Плывущая перед глазами рябь успокаивалась; я принялась ощупывать взглядом комнату. Много дерева в оформлении, текстиль натуральных пастельных цветов, на фоне которого забившееся в угол ретро-кресло в этнической аляпистой обивке выделяется, как папуас на чаепитии у английской королевы. С потолка свисает массивный светильник на таком длинном подвесе, что встань я на кровати, могла бы дотянуться и поцеловать плафон.

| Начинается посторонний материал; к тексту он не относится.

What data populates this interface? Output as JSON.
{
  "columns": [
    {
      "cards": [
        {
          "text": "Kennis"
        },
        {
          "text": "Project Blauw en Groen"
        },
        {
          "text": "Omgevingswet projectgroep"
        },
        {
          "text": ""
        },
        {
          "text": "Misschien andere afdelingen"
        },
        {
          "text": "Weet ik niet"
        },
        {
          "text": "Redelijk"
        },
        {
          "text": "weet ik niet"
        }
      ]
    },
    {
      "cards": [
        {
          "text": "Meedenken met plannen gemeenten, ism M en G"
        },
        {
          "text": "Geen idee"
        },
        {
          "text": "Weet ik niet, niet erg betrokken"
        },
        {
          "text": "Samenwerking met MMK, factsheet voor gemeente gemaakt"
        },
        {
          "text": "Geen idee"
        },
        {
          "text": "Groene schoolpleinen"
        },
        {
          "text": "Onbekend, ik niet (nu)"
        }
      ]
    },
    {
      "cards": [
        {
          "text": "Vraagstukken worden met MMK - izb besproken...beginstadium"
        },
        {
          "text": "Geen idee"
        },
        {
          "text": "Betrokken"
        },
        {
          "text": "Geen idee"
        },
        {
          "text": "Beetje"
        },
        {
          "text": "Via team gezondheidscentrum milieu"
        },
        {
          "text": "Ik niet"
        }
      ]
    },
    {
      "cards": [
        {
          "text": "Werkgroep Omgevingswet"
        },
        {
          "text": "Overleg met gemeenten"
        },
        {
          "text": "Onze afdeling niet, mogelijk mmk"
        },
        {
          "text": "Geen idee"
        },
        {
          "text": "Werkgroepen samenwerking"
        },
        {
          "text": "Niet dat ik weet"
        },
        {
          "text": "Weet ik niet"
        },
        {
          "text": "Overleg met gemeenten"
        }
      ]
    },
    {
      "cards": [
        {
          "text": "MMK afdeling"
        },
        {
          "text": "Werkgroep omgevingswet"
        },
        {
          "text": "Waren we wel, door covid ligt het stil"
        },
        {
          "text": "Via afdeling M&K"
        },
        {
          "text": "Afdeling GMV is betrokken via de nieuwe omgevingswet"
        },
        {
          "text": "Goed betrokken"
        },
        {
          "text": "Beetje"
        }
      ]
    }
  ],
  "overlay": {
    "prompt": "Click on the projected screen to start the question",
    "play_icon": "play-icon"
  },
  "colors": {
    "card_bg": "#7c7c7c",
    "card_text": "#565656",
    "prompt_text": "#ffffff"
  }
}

События вчерашнего дня начинают постепенно восстанавливаться в памяти, нанизываясь друг за другом, словно бусины: Лео вынудил меня сесть в его машину — мы поехали за Милли — я заснула в дороге — он укладывал меня в кровать. Значит, это охотника стоит благодарить за мое пробуждение у черта на рогах! Еще и сон такой странный снился, будто я к нему прис…
Что-о-о?! О, нет!!!
На меня будто сыпется колотый лед, жаля тело острыми, холодными уколами. Залепляю лицо руками и драматично, с воем раненой антилопы, откидываюсь обратно на подушки. Переворачиваюсь на живот, стучу кулаками, выпуская пар. Опять скатываюсь на спину. На живот. И медленно стекаю с кровати на мягкий выцветший ковер.
С чертовски добрым утром, Лайя!
А оно, как назло, действительно, прекрасное: дождь, который зарядил вчера, как из ведра, закончился; в комнату скромно заглядывают солнечные лучи. Я подхожу к панорамному окну и с въедливостью бывалого натуралиста всматриваюсь в пейзаж. Прямо перед глазами сквозь редкие стволы деревьев проглядывает небольшое озеро. Оно переливается, словно жидкое серебро, заставляя шмуриться от непривычно ярких бликов. Смешанный лес оттенков от темно-зеленого до желтого поднимается за ним ввысь, упираясь в горы. Здесь они ближе и выше, чем в Лэствилле, и таят в себе невероятную мощь, от которой захватывает дух.